SETTING THE STAGE: Greene and a Muppet pal announce the World Science Festival.
Image: SCOTT GRIES Getty Images
Was Jason Bourne's amnesia neuroscientifically accurate? What does science have to say about morality or about basketball rebounds? If nothing else, the upcoming World Science Festival—running from May 28 through June 1 in New York City—breaks through the abstruseness barrier. Some three dozen panel discussions, science-inspired music and dance performances, and a street festival geared toward kids aim to reintegrate science into the broader culture. Organized by a group headed by the husband-and-wife team of Columbia University physicist and author Brian Greene and former ABC News television producer Tracy Day, the festival may become an annual event with yearlong activities around New York City. (Scientific American is a media partner.) We asked Greene to describe his motivations and what he hopes to achieve.
[Editor's Note: This is an expanded version of the Q&A that will appear in the June 2008 issue of Scientific American.]
What drove you to start the festival in the first place?

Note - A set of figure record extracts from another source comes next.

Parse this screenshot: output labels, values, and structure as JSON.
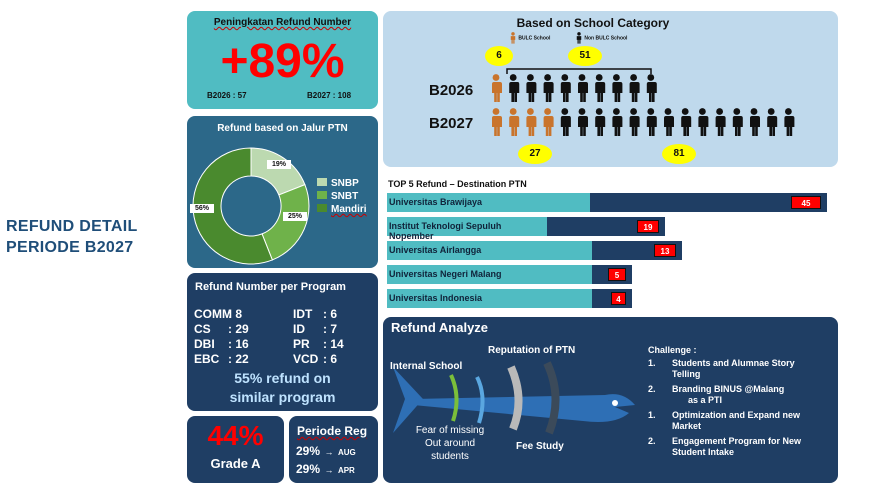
{
  "page": {
    "title_line1": "REFUND DETAIL",
    "title_line2": "PERIODE B2027"
  },
  "increase": {
    "title": "Peningkatan Refund Number",
    "value": "+89%",
    "left_label": "B2026 : 57",
    "right_label": "B2027 : 108"
  },
  "school": {
    "title": "Based on School Category",
    "legend_bulc": "BULC School",
    "legend_non": "Non BULC School",
    "top_bulc": "6",
    "top_non": "51",
    "row1_label": "B2026",
    "row2_label": "B2027",
    "bottom_bulc": "27",
    "bottom_non": "81",
    "colors": {
      "bulc": "#c9742c",
      "non": "#111111"
    }
  },
  "jalur": {
    "title": "Refund based on Jalur PTN",
    "legend": [
      "SNBP",
      "SNBT",
      "Mandiri"
    ],
    "labels": [
      "19%",
      "25%",
      "56%"
    ]
  },
  "chart_data": {
    "type": "pie",
    "title": "Refund based on Jalur PTN",
    "categories": [
      "SNBP",
      "SNBT",
      "Mandiri"
    ],
    "values": [
      19,
      25,
      56
    ],
    "colors": [
      "#bcd9b0",
      "#6fb24a",
      "#4a8a2e"
    ],
    "legend": "right"
  },
  "top5": {
    "title": "TOP 5 Refund – Destination PTN",
    "items": [
      {
        "name": "Universitas Brawijaya",
        "value": "45"
      },
      {
        "name": "Institut Teknologi Sepuluh Nopember",
        "value": "19"
      },
      {
        "name": "Universitas Airlangga",
        "value": "13"
      },
      {
        "name": "Universitas Negeri Malang",
        "value": "5"
      },
      {
        "name": "Universitas Indonesia",
        "value": "4"
      }
    ]
  },
  "program": {
    "title": "Refund Number per Program",
    "left": [
      {
        "code": "COMM",
        "value": ": 8"
      },
      {
        "code": "CS",
        "value": ": 29"
      },
      {
        "code": "DBI",
        "value": ": 16"
      },
      {
        "code": "EBC",
        "value": ": 22"
      }
    ],
    "right": [
      {
        "code": "IDT",
        "value": ": 6"
      },
      {
        "code": "ID",
        "value": ": 7"
      },
      {
        "code": "PR",
        "value": ": 14"
      },
      {
        "code": "VCD",
        "value": ": 6"
      }
    ],
    "summary_line1": "55% refund on",
    "summary_line2": "similar program"
  },
  "grade": {
    "value": "44%",
    "label": "Grade A"
  },
  "periode": {
    "title": "Periode Reg",
    "rows": [
      {
        "pct": "29%",
        "arrow": "→",
        "month": "AUG"
      },
      {
        "pct": "29%",
        "arrow": "→",
        "month": "APR"
      }
    ]
  },
  "analyze": {
    "title": "Refund Analyze",
    "internal": "Internal School",
    "reputation": "Reputation of PTN",
    "fear_line1": "Fear of missing",
    "fear_line2": "Out around",
    "fear_line3": "students",
    "fee": "Fee Study",
    "challenge_title": "Challenge :",
    "challenges": [
      {
        "num": "1.",
        "line1": "Students and Alumnae Story",
        "line2": "Telling"
      },
      {
        "num": "2.",
        "line1": "Branding BINUS @Malang",
        "line2": "as a PTI"
      },
      {
        "num": "1.",
        "line1": "Optimization and Expand new",
        "line2": "Market"
      },
      {
        "num": "2.",
        "line1": "Engagement Program for New",
        "line2": "Student Intake"
      }
    ]
  }
}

I'd say the biggest motivation is the recognition that the world is so increasingly reliant on science, and yet a large portion of the general public is intimidated by science. They somehow think it's something that you try to get through in school but once you got through it, it's something you leave behind. And I have so many experiences that have shown me that when people are presented science in a way that is accessible and compelling and inspirational, they not only love it, but they also find it opens up a whole new universe of thought, a whole connection to the world around them that they find enormously enriching. So the goal of the festival is to basically increase the number of people that have that experience.
I've gotten letters from soldiers in Iraq that life is so difficult there—in the dusty and lonely environment around Baghdad, where you can lose your life at any moment—and yet when they can retreat into popular science books, mine and others, and learn about cosmology and the particles and quantum physics, and learn that there's this deep reality that transcends their day-to-day existence, it just gives them a very new perspective and helps to keep them emotionally intact. That's science speaking to a life, not to just interesting thoughts in the head. And when you see that, the life-altering capability of embracing science, the motivation to have as many people experience that as possible is really strong.
But people are hindered by that sense of intimidation?
It's the intimidation and the cultural willingness to stay away from science. There was a great op-ed piece by Nicholas Kristof about two years ago in The New York Times and he called it "the hubris of the humanities." He was really observing the fact that in educated circles if you say, "I've never heard of that guy Shakespeare" or "Beethoven who?" people would be, like, that's odd. But in those very same circles, if you say, "What's a quark?" and "Quasars, what are those?" and "Square root, what's that about?"—in those circles, that's okay. In fact, for some people, that's a badge to be proud of, that you stayed away from the science. I think if you have a celebratory environment around science—one that gains a critical mass of great scientists, the general public, and media attention—you can begin to influence that cultural perspective.